The SBC must guard against anything that dilutes the historic message of Christianity. Rigor and purity may have been easier for Baptists to maintain in their early days in America, when other Americans widely viewed Baptists as troublemakers and even outlaws. (In the years before the American Revolution, authorities still routinely jailed and horsewhipped Baptist evangelists in places like Virginia.)

Over time Baptists became a dominant force in American culture, and especially since the emergence of the Moral Majority in the 1980s, Baptists began to think of themselves as political kingmakers. This introduced a risk that more culturally acceptable versions of Christianity, strongly mixed with contemporary politics, would gradually edge out the timeless message of the gospel of Jesus.
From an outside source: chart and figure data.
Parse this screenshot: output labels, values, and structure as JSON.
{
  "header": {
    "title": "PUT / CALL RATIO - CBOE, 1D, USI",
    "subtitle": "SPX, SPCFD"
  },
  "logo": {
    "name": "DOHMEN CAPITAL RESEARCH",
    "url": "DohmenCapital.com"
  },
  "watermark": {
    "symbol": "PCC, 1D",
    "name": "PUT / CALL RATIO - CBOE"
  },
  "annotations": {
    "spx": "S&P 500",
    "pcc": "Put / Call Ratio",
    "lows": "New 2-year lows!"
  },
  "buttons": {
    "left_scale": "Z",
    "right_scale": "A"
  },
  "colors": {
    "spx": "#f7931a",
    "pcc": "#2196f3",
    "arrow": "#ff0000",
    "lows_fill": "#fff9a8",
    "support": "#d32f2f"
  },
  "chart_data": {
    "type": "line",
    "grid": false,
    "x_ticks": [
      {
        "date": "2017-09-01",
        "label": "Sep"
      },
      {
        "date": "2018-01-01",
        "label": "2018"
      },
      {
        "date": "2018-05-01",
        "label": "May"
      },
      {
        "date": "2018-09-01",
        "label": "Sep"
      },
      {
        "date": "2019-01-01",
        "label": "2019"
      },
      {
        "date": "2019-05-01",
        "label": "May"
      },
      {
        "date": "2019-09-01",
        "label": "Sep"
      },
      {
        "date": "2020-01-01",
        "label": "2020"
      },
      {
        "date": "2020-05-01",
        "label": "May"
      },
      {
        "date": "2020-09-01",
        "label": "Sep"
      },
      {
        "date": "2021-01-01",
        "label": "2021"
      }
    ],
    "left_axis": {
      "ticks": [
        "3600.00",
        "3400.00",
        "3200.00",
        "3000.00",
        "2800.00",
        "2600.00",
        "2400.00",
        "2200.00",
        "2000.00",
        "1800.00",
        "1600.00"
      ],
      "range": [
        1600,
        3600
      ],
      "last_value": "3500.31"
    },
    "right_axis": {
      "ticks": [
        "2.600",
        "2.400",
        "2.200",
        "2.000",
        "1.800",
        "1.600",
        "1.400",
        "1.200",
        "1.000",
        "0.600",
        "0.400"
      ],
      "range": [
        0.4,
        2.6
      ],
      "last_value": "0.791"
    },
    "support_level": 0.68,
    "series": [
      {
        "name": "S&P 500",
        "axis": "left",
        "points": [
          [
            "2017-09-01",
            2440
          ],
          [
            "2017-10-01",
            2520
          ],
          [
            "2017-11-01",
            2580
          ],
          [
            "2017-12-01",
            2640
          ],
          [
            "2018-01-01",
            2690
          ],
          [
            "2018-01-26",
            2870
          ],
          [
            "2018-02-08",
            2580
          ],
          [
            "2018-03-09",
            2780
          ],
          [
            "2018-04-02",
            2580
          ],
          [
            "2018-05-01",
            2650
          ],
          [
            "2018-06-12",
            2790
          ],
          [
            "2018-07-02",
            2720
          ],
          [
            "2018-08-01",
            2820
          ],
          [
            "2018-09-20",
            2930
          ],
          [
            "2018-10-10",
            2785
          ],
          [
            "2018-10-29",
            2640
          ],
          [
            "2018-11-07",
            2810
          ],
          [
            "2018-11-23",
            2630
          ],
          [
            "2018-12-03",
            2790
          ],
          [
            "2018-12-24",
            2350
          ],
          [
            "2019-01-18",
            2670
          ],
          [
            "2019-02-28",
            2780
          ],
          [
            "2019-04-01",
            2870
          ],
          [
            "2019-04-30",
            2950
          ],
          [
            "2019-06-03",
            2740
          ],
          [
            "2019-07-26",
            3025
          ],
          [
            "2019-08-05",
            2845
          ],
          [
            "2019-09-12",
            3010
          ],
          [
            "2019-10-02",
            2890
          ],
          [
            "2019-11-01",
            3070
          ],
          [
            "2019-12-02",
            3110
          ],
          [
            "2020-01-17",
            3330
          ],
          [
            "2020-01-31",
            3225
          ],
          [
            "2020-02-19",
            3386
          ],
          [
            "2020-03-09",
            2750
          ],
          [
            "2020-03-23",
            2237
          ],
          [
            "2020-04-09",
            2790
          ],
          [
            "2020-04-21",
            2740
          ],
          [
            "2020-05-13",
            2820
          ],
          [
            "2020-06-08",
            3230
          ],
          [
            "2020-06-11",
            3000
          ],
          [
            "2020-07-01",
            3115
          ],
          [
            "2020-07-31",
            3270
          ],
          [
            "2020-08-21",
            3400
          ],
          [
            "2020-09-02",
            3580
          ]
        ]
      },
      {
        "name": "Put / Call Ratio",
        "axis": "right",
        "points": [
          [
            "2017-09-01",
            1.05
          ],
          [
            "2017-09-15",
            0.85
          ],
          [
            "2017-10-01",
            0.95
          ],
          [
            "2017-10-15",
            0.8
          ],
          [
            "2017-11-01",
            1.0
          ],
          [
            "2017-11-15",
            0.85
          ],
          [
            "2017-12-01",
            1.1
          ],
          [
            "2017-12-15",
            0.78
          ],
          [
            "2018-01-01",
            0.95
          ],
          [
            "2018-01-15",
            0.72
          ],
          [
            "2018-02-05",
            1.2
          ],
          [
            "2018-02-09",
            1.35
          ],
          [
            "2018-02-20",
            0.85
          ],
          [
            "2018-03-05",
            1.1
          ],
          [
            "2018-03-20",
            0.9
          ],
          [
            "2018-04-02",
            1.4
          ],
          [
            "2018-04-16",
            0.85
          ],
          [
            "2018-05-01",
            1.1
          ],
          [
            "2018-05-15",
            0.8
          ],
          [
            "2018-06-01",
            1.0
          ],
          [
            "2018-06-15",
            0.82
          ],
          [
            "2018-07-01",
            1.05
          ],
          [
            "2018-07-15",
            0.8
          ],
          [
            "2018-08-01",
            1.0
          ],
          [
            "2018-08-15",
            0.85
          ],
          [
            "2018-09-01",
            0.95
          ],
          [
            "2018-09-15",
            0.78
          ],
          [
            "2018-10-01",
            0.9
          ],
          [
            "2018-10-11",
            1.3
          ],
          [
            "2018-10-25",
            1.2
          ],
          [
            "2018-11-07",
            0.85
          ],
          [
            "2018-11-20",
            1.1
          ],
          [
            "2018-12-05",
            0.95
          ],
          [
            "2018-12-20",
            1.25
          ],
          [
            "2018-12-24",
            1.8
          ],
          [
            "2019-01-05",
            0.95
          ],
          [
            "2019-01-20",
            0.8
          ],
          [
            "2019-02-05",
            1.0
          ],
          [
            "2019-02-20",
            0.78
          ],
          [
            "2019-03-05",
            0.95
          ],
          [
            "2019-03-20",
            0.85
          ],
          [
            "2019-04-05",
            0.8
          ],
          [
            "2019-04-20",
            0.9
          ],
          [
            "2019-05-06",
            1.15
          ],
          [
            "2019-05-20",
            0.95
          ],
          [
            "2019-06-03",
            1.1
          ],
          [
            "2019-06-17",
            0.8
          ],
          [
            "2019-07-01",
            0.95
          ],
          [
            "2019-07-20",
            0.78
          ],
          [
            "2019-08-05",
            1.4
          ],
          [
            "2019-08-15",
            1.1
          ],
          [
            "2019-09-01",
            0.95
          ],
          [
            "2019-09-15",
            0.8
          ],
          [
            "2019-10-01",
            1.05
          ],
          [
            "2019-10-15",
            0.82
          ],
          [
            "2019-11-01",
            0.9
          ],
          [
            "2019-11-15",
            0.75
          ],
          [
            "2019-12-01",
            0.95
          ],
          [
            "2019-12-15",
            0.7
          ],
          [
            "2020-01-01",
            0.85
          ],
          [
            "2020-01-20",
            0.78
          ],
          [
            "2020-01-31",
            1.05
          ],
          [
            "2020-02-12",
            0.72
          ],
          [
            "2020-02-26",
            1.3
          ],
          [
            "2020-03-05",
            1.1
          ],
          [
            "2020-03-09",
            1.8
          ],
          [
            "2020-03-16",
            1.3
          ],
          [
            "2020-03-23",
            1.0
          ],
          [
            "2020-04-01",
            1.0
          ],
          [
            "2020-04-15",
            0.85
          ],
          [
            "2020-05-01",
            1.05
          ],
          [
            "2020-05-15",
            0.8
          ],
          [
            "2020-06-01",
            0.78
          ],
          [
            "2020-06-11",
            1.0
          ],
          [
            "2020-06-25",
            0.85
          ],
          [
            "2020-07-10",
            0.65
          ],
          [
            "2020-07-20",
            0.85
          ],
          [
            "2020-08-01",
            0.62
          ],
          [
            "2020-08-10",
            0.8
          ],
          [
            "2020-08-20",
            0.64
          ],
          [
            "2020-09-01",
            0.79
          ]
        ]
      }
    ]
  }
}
Not that Baptists can ever be pristinely apolitical: Issues of religious liberty, marriage and other concerns will inevitably draw them in.

3) Southern Baptists must make sure that politics – especially Republican Party politics – really remains a secondary concern.

This week’s SBC Pastors’ Conference found itself embroiled in controversy over this issue, as it was to feature GOP presidential candidate Ben Carson, a Seventh-Day Adventist. Many wondered what his keynote address would have contributed, other than to reaffirm the impression that the SBC is a political agency. A group of younger SBC pastors affiliated with the group Baptist21 raised concerns about the Carson invitation, which organizers subsequently withdrew.

No denomination is indispensable to the work of God’s Kingdom. Yet we think there is still time for the SBC to pull itself back from the precipice of inevitable decline. The gripping message of the gospel of Jesus is, ultimately, the main reason people will join, serve and stay in Christian churches. Baptists became America’s Protestant juggernaut because they stayed focused on preserving and proclaiming that message. No watered-down or politicized version of the gospel will do.